5. Making ‘open’ more open

Schools’ embrace of free open educational resources, or OER (which educators may use, adapt, and share as they see fit), has many potential benefits.

But Jose Blackorby, the senior director of research and development at CAST, a nonprofit that promotes the principles known as universal design for learning, says the OER movement also has an often-overlooked problem: The pdf is not our friend.

The commonly used electronic-file format for documents with text and graphics often doesn’t work well with screen readers. It generally doesn’t allow supportive and assistive features to be embedded. And pdfs are difficult to make searchable.
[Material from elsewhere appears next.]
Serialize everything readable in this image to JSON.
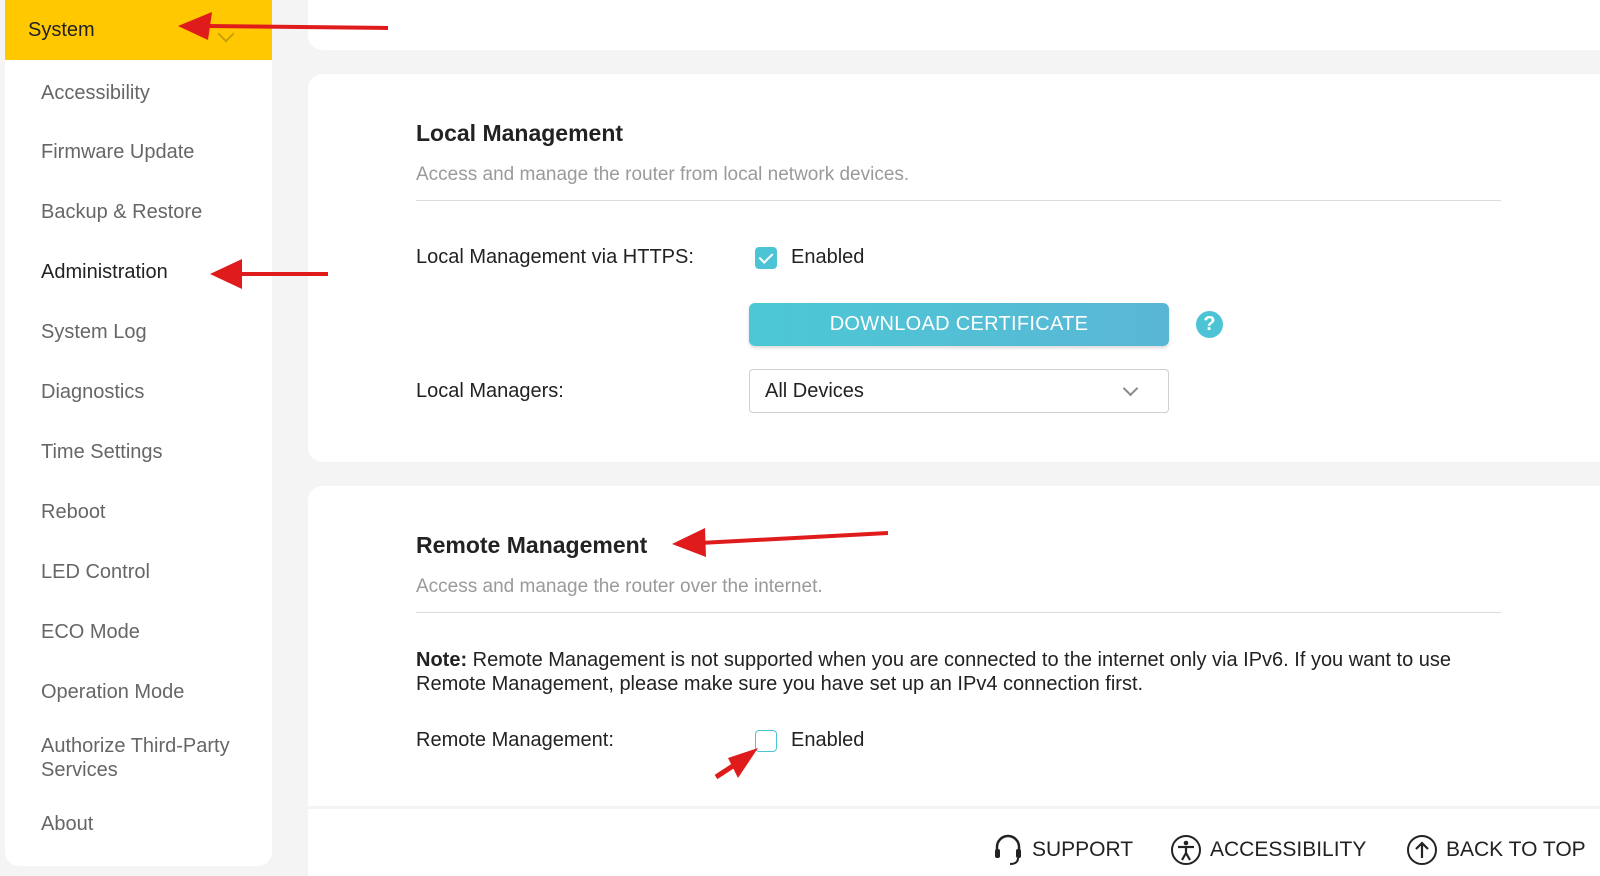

“If you’re presenting content using digital formats, you should have a lot more options on how to customize them for students with visual impairments, autism, and dyslexia,” Blackorby said. “But none of that works terribly well on pdfs.”

Now, though, CAST, through its Center on Inclusive Software for Learning, has a five-year grant from the U.S. Department of Education’s office of special education programs to tackle those problems. Blackorby described three main goals: Develop new authoring tools that would make it easy for OER creators to output their content in more adaptable formats, such as EPUB. Create a “preference discovery tool,” that enables students to learn what kind of customized, built-in digital learning supports work best for them. And build a new “OER player” that would make it easy for users to activate assistive supports such as text-to-speech when they open the files up on any device.

There will no doubt be obstacles, Blackorby said, including the “Wild West quality” of the current OER landscape.

But there’s reason to be excited.

“The marketplace is changing very fast,” he said. “But where it’s going to end up is anyone’s guess.”